The Tarajal border in Ceuta is getting ready this Monday for its opening. At 00.00 hours this Tuesday the opening will be effective. Just one year after Morocco caused a humanitarian crisis in Ceuta by opening the passage between the two countries. He did it in retaliation for the reception of the leader of the Polisario Front, Brahim Gali, in Zaragoza to cure himself of coronavirus. That crisis with more than 12,000 people stranded in the Autonomous City continues to have unfinished business, but after the transfers of Pedro Sánchez with Western Sahara, relations are now normalized with the opening of land borders. The only ones left to recover.

Starting this morning, a “gradual” opening will begin in several phases.

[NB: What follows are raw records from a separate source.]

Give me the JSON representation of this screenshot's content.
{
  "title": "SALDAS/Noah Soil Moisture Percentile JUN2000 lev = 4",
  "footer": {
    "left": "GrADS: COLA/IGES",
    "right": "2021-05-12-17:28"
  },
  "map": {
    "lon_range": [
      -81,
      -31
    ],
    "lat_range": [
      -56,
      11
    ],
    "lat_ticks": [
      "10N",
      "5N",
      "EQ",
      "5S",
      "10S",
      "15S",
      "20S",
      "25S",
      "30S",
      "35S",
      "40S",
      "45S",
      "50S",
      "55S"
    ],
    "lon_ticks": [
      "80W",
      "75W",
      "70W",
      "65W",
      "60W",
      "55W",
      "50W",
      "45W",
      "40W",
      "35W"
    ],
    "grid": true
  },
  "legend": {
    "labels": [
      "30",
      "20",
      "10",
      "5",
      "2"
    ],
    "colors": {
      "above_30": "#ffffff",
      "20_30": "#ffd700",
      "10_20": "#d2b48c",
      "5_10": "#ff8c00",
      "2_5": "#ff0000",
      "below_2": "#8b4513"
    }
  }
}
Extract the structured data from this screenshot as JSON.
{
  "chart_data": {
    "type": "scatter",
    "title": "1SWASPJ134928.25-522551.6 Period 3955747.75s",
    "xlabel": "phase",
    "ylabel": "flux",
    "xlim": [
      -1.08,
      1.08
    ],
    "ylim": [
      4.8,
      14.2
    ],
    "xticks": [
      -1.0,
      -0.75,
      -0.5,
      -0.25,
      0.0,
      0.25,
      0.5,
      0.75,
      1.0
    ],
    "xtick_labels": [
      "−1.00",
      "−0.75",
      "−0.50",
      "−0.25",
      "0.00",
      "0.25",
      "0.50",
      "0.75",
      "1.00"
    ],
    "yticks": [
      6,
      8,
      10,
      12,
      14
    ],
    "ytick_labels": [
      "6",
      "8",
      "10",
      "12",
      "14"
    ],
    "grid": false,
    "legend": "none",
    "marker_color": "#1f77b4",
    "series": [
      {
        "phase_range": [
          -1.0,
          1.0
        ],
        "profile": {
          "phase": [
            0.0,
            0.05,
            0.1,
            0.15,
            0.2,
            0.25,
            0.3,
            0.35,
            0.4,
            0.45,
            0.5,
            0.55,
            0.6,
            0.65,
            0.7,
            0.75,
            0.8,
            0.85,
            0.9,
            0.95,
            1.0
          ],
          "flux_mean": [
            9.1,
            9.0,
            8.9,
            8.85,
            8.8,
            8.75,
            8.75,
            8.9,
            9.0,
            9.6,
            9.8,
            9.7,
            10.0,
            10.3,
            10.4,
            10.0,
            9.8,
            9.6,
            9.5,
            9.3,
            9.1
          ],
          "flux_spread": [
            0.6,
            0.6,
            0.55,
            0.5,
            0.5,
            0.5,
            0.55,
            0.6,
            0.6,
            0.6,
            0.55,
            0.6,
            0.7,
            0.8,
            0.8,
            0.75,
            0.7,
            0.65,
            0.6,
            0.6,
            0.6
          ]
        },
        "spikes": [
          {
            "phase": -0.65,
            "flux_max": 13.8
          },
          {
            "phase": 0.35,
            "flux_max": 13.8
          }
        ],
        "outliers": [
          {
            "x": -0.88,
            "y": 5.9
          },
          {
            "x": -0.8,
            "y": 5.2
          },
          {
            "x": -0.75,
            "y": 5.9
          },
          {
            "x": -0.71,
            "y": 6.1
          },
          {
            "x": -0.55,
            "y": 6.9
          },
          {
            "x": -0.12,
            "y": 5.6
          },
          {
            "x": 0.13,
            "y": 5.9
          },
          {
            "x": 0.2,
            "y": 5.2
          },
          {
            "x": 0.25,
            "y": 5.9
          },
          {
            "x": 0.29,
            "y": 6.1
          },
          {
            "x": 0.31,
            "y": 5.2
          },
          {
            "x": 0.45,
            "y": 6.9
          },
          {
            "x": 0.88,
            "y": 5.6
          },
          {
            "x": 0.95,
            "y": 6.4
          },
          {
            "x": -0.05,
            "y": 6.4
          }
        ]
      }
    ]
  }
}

There will be no workers and no goods. “Not a bag of tomatoes,” said Salvadora Mateos, Government delegate in Ceuta at a press conference this Monday. According to the agreement with Morocco, only those who are European or Moroccan with an external visa will pass through Spain. All those who have a passport will be able to leave Ceuta.

The Government Delegation has explained that traffic will be “very controlled”. The Ministry of the Interior has made a reinforcement of troops to check anyone who wants to go from one place to another. “For several days there have been people who have been coming to ask when and how they can cross,” explains a civil guard at the same pass, where the Security Forces add that at midnight there will be many people who want to cross to the other side. . “There are queues on the Moroccan side,” these agents explain.

When many of the children thrown into the sea in Ceuta on May 17 are still in the Piniers reception center, the Tarajal ships have not yet been dismantled and the works continue, the gate for transit is opened. It is done after two years closed. Mohamed VI closed the border due to the pandemic and did not reopen it to punish transfers to the Polisario Front.

Now it will come back to life. And for that purpose, the passage between Spain and Morocco dresses long, like those fairs or events that finalize last minute details. Operational services paint curbs and flower beds. The gardens are watered by the operators, while others do small works. Water evacuations are opened and operators unload machinery to speed up the passage.

But it will be done without cross-border workers. Workers who live on one side of the border and work on the other, most of them Moroccans in companies in Ceuta or at home as domestic servants, will not be able to do so until May 31. That is when the way will open for them. Something you didn’t like. They feel betrayed after the announcement that they would be the first to cross, but now they find themselves relegated. “It is a time for them to regulate their documents,” explain the authorities without convincing the group much.